Anyway, I'm guessing that the problem is not really porting to iPhone but adhering to Apple's rules on the Apple Store. Maybe they want development on Flash for iPhone can only run on iPhone and those developed for general Flash can't run on the iPhone.
Not sure how iPhone can keep-up with this software development model. It's the most closed system there is, I believe.
What does the open source community have anything to say about this?
http://satoshi.blogs.com/uie/2009/03/do-we-really-need-flash-on-iphone.html
- by thinkingmanDotCom August 2, 2009 11:37 AM PDT
- Flash is bloatware in the extreme. The difficulties inherent in making a rather large "platform" work on a device with comparatively little ram, storage, etc. without interfering with the rest of the user experience is something that is nearly impossible to overcome without some very clever programming tricks, optimizations and downright hacks. You need to reach right down into the core of the device and allocate everything manually, without resorting to any of the shortcuts possible during regular development. In addition, you still have to deal with massive realtime processing tasks using megabytes of simultaneously-loaded video, sound and images, all (possibly) undergoing layered filtering of some sort, without causing the phone to become unresponsive to touch events, notifications, phone calls, low power events, memory warnings, not to mention clobbering interface orientation changes.

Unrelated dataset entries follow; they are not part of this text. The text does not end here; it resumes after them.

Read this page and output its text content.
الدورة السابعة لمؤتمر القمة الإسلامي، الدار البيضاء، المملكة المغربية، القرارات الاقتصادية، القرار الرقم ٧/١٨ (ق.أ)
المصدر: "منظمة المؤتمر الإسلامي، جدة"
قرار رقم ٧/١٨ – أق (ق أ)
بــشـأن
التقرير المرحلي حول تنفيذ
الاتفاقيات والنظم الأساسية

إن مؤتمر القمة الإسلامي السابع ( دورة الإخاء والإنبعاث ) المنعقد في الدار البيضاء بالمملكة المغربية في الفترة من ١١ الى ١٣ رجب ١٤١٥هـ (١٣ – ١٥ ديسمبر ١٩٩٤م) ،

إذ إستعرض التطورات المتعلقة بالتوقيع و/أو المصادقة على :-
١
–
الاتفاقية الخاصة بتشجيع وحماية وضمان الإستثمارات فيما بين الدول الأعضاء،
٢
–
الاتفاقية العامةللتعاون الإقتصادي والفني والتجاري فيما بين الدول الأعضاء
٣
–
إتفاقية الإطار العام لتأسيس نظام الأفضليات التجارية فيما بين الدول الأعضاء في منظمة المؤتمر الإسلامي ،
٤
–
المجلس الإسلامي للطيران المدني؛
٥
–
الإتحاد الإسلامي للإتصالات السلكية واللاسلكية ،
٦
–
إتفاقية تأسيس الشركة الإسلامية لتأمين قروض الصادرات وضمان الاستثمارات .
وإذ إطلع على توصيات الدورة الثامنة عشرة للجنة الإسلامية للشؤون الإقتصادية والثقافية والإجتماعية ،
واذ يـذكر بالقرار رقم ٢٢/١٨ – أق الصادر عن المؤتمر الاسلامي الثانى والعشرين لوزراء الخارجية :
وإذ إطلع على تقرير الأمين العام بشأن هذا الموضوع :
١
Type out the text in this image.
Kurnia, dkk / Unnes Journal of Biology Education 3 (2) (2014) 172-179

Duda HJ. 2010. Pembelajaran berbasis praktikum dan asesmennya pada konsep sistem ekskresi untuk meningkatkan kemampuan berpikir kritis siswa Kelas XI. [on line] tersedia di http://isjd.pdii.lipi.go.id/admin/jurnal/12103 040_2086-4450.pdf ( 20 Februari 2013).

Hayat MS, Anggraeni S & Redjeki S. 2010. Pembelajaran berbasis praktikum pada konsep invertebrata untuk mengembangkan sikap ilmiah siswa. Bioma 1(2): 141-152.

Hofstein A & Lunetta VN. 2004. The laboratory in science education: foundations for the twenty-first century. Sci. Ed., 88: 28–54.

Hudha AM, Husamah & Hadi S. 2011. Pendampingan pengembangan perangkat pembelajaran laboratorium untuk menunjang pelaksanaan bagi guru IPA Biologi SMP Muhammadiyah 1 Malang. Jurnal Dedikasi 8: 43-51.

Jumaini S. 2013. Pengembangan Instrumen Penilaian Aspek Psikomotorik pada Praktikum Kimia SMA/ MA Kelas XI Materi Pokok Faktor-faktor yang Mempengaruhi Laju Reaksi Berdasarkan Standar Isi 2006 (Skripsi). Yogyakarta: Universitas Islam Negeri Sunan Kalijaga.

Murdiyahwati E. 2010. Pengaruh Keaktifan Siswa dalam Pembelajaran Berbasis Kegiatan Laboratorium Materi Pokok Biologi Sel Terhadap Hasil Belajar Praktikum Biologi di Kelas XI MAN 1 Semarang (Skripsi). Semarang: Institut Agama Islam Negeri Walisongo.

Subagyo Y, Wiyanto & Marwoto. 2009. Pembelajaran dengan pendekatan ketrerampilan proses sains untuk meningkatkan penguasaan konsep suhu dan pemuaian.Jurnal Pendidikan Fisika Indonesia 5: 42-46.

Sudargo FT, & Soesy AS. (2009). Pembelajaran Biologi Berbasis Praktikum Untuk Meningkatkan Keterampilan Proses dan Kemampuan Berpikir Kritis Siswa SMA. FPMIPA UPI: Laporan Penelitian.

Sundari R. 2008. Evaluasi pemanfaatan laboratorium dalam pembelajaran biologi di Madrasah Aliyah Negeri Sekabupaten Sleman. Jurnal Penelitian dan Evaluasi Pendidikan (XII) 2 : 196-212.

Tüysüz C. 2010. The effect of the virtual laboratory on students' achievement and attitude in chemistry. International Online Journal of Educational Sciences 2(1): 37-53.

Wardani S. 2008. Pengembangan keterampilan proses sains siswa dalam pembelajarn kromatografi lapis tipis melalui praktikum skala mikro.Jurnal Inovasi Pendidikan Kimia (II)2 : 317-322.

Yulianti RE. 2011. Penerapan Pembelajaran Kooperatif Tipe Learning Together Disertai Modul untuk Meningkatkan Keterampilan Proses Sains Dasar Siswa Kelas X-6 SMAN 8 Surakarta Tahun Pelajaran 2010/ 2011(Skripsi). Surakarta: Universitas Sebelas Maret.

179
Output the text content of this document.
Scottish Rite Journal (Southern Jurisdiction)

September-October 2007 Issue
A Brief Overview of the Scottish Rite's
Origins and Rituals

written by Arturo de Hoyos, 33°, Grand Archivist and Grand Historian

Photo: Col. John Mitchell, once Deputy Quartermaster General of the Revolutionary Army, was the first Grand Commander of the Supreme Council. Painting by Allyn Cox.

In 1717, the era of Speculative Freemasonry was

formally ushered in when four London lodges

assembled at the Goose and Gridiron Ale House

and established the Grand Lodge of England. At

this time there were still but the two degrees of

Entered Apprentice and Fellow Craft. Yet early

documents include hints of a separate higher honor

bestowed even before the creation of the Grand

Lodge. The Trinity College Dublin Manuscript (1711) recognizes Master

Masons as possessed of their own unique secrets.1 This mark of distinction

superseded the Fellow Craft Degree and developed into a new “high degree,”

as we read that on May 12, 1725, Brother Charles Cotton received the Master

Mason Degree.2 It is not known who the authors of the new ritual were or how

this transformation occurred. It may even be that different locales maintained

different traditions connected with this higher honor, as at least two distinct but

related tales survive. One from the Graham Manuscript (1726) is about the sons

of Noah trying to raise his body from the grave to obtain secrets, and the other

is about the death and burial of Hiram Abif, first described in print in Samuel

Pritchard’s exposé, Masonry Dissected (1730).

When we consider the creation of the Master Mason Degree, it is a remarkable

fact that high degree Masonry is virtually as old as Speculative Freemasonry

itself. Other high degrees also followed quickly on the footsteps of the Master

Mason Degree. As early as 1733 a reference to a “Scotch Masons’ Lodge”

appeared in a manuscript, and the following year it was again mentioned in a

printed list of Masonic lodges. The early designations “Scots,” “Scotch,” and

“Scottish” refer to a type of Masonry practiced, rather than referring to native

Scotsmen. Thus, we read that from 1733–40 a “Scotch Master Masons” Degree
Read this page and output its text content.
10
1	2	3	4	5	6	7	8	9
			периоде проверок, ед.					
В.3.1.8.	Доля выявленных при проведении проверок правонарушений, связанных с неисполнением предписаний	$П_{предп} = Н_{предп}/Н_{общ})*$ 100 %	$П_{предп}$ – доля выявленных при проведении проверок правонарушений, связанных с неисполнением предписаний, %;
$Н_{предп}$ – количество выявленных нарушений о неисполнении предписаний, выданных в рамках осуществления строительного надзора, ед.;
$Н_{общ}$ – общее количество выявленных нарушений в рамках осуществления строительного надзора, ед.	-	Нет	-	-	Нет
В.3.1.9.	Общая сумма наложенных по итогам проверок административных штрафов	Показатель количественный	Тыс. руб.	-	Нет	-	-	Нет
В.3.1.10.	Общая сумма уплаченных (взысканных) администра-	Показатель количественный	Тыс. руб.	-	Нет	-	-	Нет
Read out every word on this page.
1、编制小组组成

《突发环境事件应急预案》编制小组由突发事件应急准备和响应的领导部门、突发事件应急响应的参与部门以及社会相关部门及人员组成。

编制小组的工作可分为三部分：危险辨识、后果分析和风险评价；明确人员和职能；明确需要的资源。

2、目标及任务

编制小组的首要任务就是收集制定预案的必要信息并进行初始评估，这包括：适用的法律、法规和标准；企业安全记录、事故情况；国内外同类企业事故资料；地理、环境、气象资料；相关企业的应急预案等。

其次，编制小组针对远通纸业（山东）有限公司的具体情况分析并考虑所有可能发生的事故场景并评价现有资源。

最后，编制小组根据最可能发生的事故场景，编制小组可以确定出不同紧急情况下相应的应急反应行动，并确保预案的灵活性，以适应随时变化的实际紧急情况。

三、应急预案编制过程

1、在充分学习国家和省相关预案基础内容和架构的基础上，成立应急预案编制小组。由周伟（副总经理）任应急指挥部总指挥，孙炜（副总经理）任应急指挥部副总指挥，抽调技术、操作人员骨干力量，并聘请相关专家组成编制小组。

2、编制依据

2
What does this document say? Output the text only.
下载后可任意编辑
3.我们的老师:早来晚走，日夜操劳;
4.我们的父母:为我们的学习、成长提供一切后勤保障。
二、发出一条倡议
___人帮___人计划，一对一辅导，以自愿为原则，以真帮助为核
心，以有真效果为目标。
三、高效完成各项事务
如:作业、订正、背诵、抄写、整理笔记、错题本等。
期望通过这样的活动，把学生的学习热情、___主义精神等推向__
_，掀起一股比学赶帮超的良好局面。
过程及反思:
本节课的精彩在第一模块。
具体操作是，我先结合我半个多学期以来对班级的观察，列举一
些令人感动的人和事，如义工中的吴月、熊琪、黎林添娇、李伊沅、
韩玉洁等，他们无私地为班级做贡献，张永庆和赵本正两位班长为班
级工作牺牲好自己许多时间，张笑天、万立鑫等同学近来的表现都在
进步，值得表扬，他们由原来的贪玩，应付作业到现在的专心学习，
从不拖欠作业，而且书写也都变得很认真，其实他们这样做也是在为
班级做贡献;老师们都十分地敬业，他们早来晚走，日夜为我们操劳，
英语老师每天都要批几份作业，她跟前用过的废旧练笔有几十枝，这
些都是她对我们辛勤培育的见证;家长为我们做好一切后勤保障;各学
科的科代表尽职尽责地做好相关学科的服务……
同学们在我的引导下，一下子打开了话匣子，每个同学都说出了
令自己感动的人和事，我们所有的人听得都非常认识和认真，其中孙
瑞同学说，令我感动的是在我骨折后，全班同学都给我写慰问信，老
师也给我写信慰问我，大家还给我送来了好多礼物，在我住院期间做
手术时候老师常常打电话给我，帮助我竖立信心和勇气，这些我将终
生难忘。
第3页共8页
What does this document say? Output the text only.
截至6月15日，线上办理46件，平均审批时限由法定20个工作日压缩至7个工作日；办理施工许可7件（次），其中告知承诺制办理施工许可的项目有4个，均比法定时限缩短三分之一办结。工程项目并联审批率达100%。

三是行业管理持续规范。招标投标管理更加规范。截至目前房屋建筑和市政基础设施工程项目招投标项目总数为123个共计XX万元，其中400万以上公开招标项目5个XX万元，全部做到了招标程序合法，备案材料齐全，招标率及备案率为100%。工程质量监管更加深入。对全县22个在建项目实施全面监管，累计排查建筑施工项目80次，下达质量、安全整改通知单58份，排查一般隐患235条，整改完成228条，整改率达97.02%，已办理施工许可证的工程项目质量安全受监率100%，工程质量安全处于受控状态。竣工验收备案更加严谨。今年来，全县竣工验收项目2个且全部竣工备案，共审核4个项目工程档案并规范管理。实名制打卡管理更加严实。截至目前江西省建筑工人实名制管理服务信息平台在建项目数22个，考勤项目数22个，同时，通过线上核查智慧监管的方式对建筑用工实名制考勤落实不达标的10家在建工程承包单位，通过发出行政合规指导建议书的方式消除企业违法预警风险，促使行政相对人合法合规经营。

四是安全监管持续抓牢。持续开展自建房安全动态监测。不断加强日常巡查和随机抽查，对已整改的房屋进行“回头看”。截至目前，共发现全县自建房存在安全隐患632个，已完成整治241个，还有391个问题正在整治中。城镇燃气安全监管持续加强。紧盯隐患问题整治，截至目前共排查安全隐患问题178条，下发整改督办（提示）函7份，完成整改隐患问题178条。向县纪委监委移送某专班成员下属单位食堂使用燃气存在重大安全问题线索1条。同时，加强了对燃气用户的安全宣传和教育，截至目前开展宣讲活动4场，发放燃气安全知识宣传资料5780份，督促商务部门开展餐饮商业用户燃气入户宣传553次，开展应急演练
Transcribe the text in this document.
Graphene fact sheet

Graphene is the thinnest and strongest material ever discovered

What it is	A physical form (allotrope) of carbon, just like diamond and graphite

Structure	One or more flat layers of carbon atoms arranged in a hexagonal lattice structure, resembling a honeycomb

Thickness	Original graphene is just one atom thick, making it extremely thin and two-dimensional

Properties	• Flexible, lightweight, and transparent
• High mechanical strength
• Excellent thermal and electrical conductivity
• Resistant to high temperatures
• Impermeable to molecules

Flash itself will have to be completely reimagined, and I imagine Adobe is hard at work trying to now unify their 8 bazillion, incompatible Flash platforms into something more palatible to individual OpSys providers, not to mention open source projects. I'd bet around the end of 2009 we see a new version of Flash called something like "Flash Unity 11" which is 10, but with tons of bandwidth and memory shaping options throw in for more savvy developers to take advantage of. At that point, those of us who archive and keep our .FLA documents can recompile them and make them work with the (hopefully simultaneously released) update to Safari that will contain this plugin. Anything less than this is asking Apple to give up millions of dollars in perceived market share to a technology which would directly compete with their App Store and require a minimal, Open Source operating system to run. Sound familiar? I'll take superior technology and clearer division of responsibility/performance any day. That's why RIA is still so slow in adoption as of the date of this posting, at least over broad distribution.